As long as the LKP remains a political party of the past as it is right now, integration will be meaningless. Voters are lost. They hate the DP and the LKP at the same time. [The LKP] shouldn’t try to make something happen through integration only. If [the LKP] faces up to the reality of the nation and provides what the people desperately want, integration will come by itself.



What do the people expect from the LKP?

The LKP is unpopular especially among people in their 30s and 40s. With polarization stretching over 20 years and the birthrate plunging to 0.8 percent, the LKP has failed to provide a vision to tackle the reality that has no future for young people.



LKP leader Hwang Kyo-ahn went on a hunger strike that led to his hospitalization and has brought up the idea of a “50 percent reshuffle on public recommendation.”

[The LKP] must have felt frustrated. The move might change the atmosphere, but it won’t be enough to lead a major trend. A reshuffle alone won’t bring a victory. A victory can only be achieved when the LKP meets the challenge of our time and the national sentiment.
In the 2002 presidential election, when everyone predicted Lee Hoi-chang’s win, my bet was on Roh Moo-hyun. At that time, late President Kim Dae-jung aggravated polarization to deal with the aftermath of the Asian financial crisis in 1997. In such situation, Roh, who looked like an average guy had an advantage over Lee, who was kind of out of touch.



If a general election were held tomorrow, how would it play out?

The DP and the LKP would take a similar numbers of seats. The Justice Party and Bareunmirae Party would be expecting leftovers. There is also the possibility of a third party led by those born after 1970 doing well in the election, ultimately dividing the seats into three with the DP and the LKP.

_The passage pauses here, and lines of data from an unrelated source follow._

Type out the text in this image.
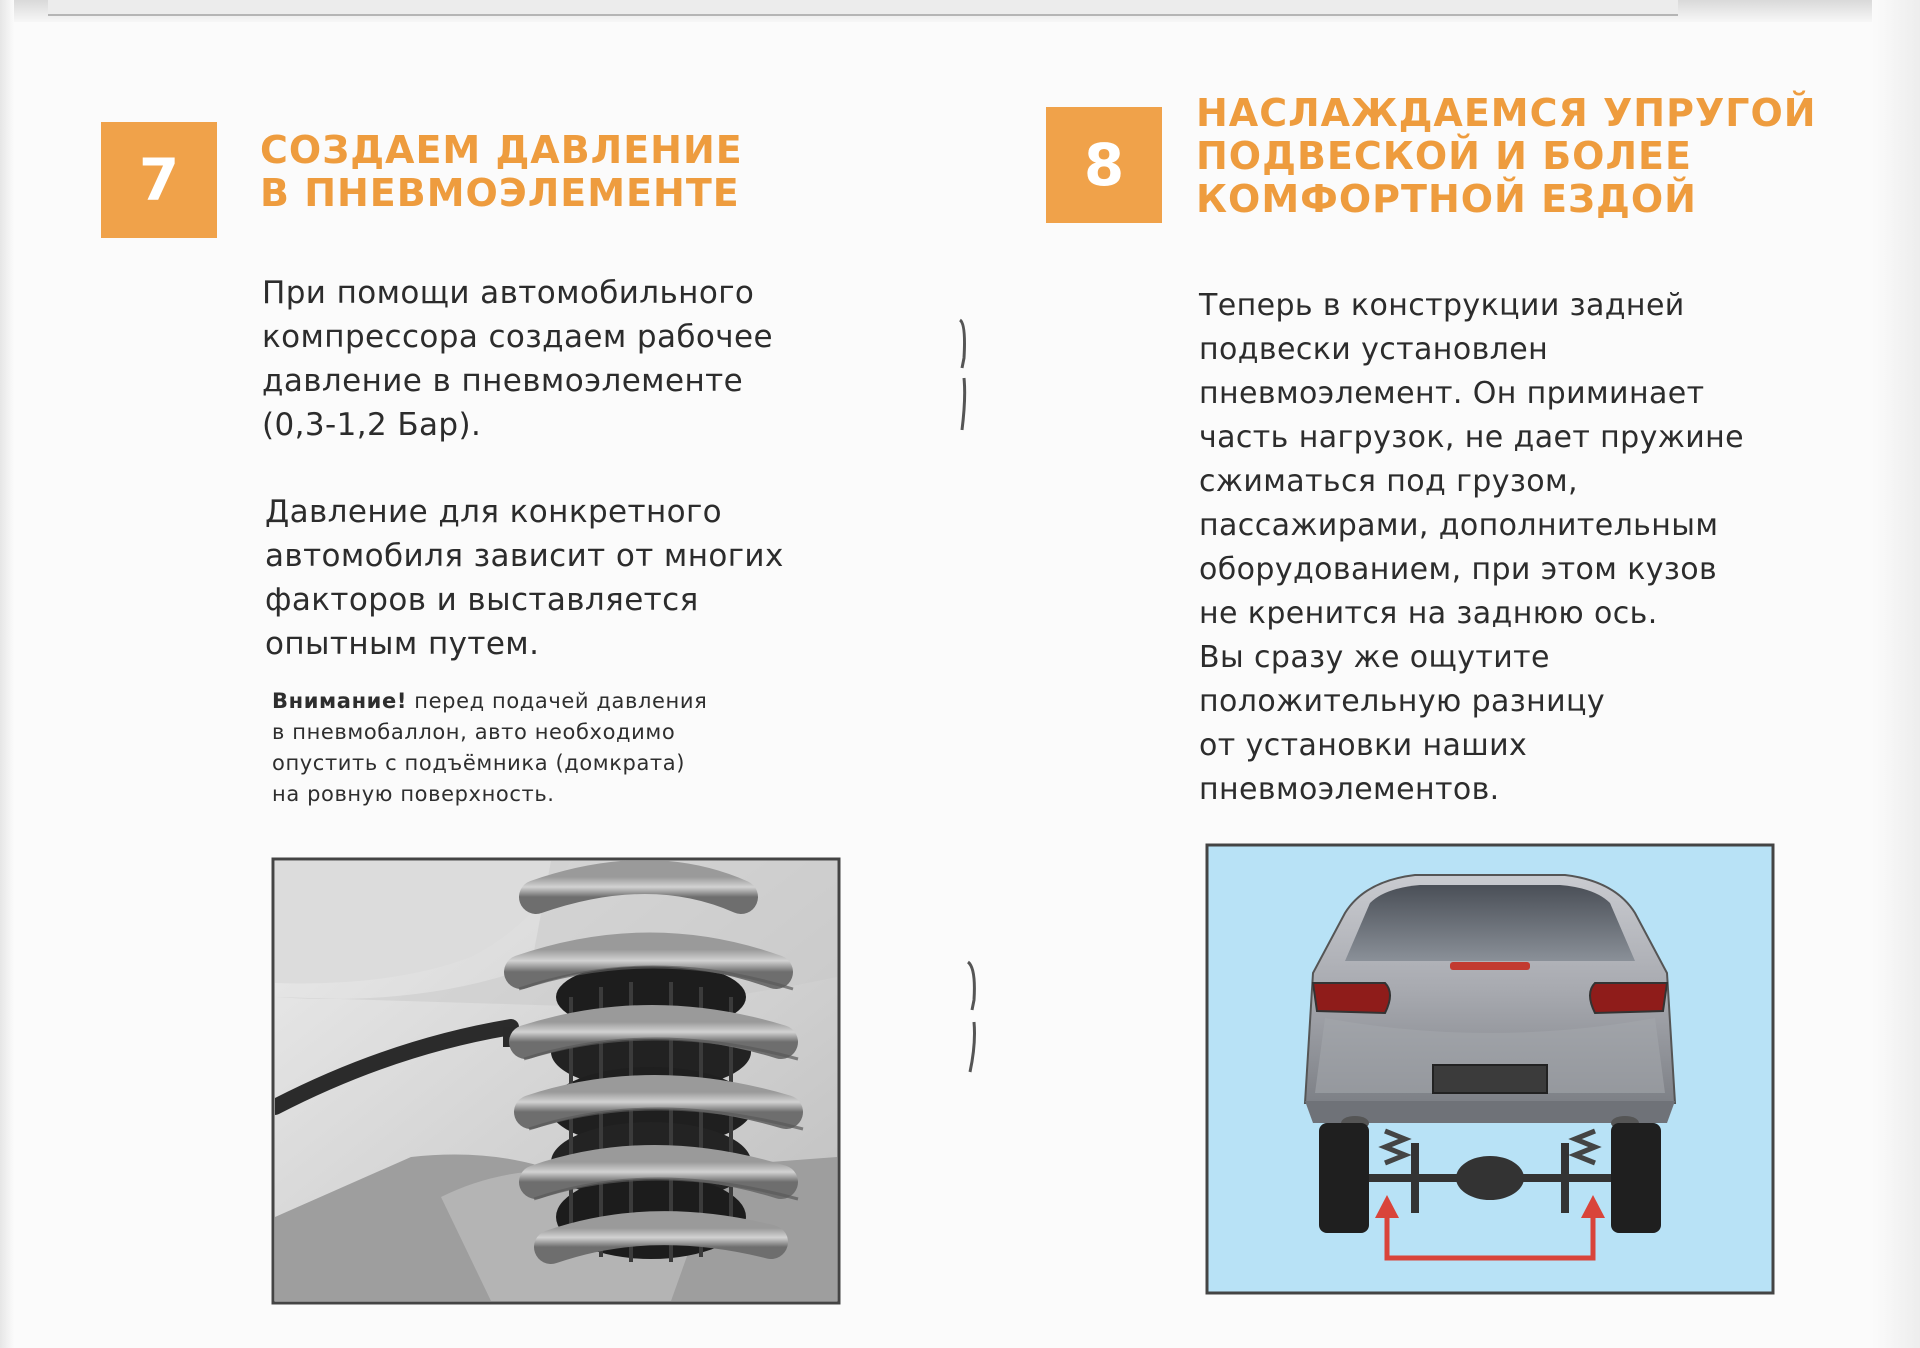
7 СОЗДАЕМ ДАВЛЕНИЕ
В ПНЕВМОЭЛЕМЕНТЕ
При помощи автомобильного
компрессора создаем рабочее
давление в пневмоэлементе
(0,3-1,2 Бар).
Давление для конкретного
автомобиля зависит от многих
факторов и выставляется
опытным путем.
Внимание! перед подачей давления
в пневмобаллон, авто необходимо
опустить с подъёмника (домкрата)
на ровную поверхность.
8
НАСЛАЖДАЕМСЯ УПРУГОЙ
ПОДВЕСКОЙ И БОЛЕЕ
КОМФОРТНОЙ ЕЗДОЙ
Теперь в конструкции задней
подвески установлен
пневмоэлемент. Он приминает
часть нагрузок, не дает пружине
сжиматься под грузом,
пассажирами, дополнительным
оборудованием, при этом кузов
не кренится на заднюю ось.
Вы сразу же ощутите
положительную разницу
от установки наших
пневмоэлементов.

Looking at the current situation, the DP is unlikely to succeed. Right now, voters are 30 percent liberal, 30 percent conservative and 40 percent undecided. The election can’t be won only with core supporters. The main reason behind the Saenuri Party’s defeat in the 2016 election was because it only cared about its core [conservative] voters. The DP is on the exact same path as the [Saenuri Party.] That will never win an election.



Then what should the two parties do?

The reason behind the DP’s win in the 2016 general election was my leadership. The same goes for the Saenuri Party’s win in the general and presidential elections in 2012. When I was leading former President Park Geun-hye’s Haengbok Committee, I guided the “jarhead conservative” party to the left. Against fierce opposition, I changed the party’s doctrine and policy to economic democracy and welfare and pushed through an election pledge that promised a basic pension of 200,000 won [$168] for people over 65. The game plan was make the elderly, who have a low voter turnout rate, show up at the voting booths. The strategy worked like magic.

On the afternoon of the election day, elderly people rushed to the voting booths. The DP welcomed the high voter turnout rate first, but later, it kicked itself. Kim Se-yeon, a three-term lawmaker of the LKP who announced that he would not run for the upcoming election, and Rep. Shin Sang-jin in charge of the LKP’s public recommendation reform paid a visit to me a few days ago, and I told them the exact same thing. In other words, an election is won when a political party has a vision to expand outwards and a policy that can win over the people, not by the politics of switching people.



You seem to have high hopes for a third party led by people in 30s and 40s. Any plans to play a role yourself?

Let’s wait and see. In mid-December, [the dynamics of the general elections] will be pretty clear. If God gives me a sign “to do something for the country,” then … (laughter).